News Assurances Pro ouvre son espace chronique à Eric Verhaeghe, ancien élève de l'ENA, passé par la FFSA et ancien président de l'APEC. Il a récemment fondé Parménide, "cabinet de l'innovation sociale".
En faisant polémique avec un rapport parlementaire étrangement occulté, le député Perruchot, inscrit au groupe Nouveau Centre, a eu le mérite de mettre le doigt sur un symptôme du mal français: l’inachèvement des réformes.
Car les observateurs attentifs de ces affaires se souviendront que la loi du 20 août 2008 sur la représentativité avait entamé des réformes sur le financement du syndicalisme, en imposant la certification et la publication des comptes des centrales syndicales. La mesure est entrée en vigueur en 2011. Certains l’avaient précédée dès 2010. Les comptes sont aujourd’hui publiés et permettent de mesurer la dépendance des organisations syndicales vis-à-vis des ressources autres que les cotisations de leurs membres. Notamment vis-à-vis de la sécurité sociale ou de l’opaque formation professionnelle. Ceci est aussi vrai pour certaines chambres patronales.
Le problème, c’est que cette réforme ne suffit pas. Elle laisse vacants des pans entiers de pratiques anciennes.
Elle est d’ailleurs très en-dessous de ce que préconisait la Position Commune sur la représentativité d’avril 2008, signée par la CGT et la CFDT. Celle-ci avait à l’époque appelé à imposer un plancher de cotisations dans les ressources globales. Elle proposait également une moralisation du système, en valorisant dans les comptes tous les prêts gratuits de main-d’oeuvre dont bénéficient les syndicats, notamment de la part des collectivités locales ou de l’Etat.
Il ne tenait à l’époque qu’à la représentation nationale de donner force de loi à ces dispositions qui intéressent directement la profession de l’assurance. Elles auraient permis de limiter considérablement les tentations qui doivent bien exister de-ci de-là. Elles auraient surtout facilité les réformes dont les entreprises ont besoin aujourd’hui. Une grande partie du coût du travail en France est dû à des structures paritaires qui sont vitales pour le financement de certains syndicats, autant salariaux que patronaux.
Malheureusement, la réforme est restée au milieu du gué. C’est le mal français. Deux pas en avant, un pas en arrière. Du coup, le paysage syndical est devenu biscornu. On réforme la représentativité, mais on n’est pas sûr d’aller jusqu’au bout. On rend les financements transparents, mais on leur conserve une part d’ombre.
L’étape suivante, idéalement, serait la constitution d’un fonds de financement du même type que celui des partis politiques, mais pour la vie syndicale de salariés.
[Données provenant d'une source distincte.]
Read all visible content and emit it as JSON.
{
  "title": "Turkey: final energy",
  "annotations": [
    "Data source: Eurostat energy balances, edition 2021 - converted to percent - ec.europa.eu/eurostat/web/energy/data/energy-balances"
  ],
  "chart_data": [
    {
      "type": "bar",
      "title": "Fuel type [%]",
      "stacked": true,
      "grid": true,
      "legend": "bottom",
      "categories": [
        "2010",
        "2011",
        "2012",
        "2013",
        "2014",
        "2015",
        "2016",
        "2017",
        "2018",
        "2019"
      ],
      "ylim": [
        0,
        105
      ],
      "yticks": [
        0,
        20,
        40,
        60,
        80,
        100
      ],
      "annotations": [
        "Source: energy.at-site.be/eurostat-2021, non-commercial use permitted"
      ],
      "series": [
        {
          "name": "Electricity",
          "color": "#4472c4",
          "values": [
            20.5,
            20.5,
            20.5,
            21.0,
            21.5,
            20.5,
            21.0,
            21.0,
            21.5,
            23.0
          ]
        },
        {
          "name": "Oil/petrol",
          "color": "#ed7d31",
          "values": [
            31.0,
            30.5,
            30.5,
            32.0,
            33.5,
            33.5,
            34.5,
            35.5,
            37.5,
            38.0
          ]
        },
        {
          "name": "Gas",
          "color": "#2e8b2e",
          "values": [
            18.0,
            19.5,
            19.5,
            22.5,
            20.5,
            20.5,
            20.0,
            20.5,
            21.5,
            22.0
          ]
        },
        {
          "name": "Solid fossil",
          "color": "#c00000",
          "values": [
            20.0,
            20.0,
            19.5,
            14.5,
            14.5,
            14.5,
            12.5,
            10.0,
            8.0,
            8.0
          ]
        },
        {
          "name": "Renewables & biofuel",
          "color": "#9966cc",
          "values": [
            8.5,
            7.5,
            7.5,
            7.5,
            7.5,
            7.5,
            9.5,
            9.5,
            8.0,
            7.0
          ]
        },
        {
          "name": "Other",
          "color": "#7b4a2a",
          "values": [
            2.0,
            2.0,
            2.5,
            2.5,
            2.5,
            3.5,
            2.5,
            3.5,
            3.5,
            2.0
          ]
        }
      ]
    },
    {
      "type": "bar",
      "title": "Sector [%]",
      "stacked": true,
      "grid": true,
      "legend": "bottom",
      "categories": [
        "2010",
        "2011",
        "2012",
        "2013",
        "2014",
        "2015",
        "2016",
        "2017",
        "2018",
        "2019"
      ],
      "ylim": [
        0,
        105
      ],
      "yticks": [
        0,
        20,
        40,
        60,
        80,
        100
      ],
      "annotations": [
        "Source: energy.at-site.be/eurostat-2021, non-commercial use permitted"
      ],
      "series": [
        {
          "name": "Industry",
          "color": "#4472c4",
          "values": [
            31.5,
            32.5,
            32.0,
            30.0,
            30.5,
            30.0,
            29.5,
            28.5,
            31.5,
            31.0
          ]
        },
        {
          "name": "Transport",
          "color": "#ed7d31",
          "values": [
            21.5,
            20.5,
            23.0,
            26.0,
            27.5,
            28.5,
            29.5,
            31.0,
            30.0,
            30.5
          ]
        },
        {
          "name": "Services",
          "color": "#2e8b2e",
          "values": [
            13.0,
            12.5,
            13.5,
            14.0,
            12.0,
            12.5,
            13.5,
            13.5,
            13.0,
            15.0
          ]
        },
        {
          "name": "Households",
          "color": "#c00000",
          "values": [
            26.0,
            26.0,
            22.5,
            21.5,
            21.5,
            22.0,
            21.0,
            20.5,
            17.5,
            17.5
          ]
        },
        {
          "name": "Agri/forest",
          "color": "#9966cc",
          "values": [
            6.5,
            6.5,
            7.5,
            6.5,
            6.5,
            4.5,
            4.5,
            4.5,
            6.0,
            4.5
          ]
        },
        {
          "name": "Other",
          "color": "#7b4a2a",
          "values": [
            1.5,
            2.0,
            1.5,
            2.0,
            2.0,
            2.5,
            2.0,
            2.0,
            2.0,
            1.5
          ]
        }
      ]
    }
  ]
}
Ce fonds indemniserait, en tenant compte des résultats aux élections en entreprise, l’activité que les syndicats déploient pour faire autre chose que la représentation des salariés en entreprise. Pour gérer la sécurité sociale par exemple.
Un projet pour une réforme dans quelques années ? Qui sait... Tout pourrait venir à point, à qui sait attendre.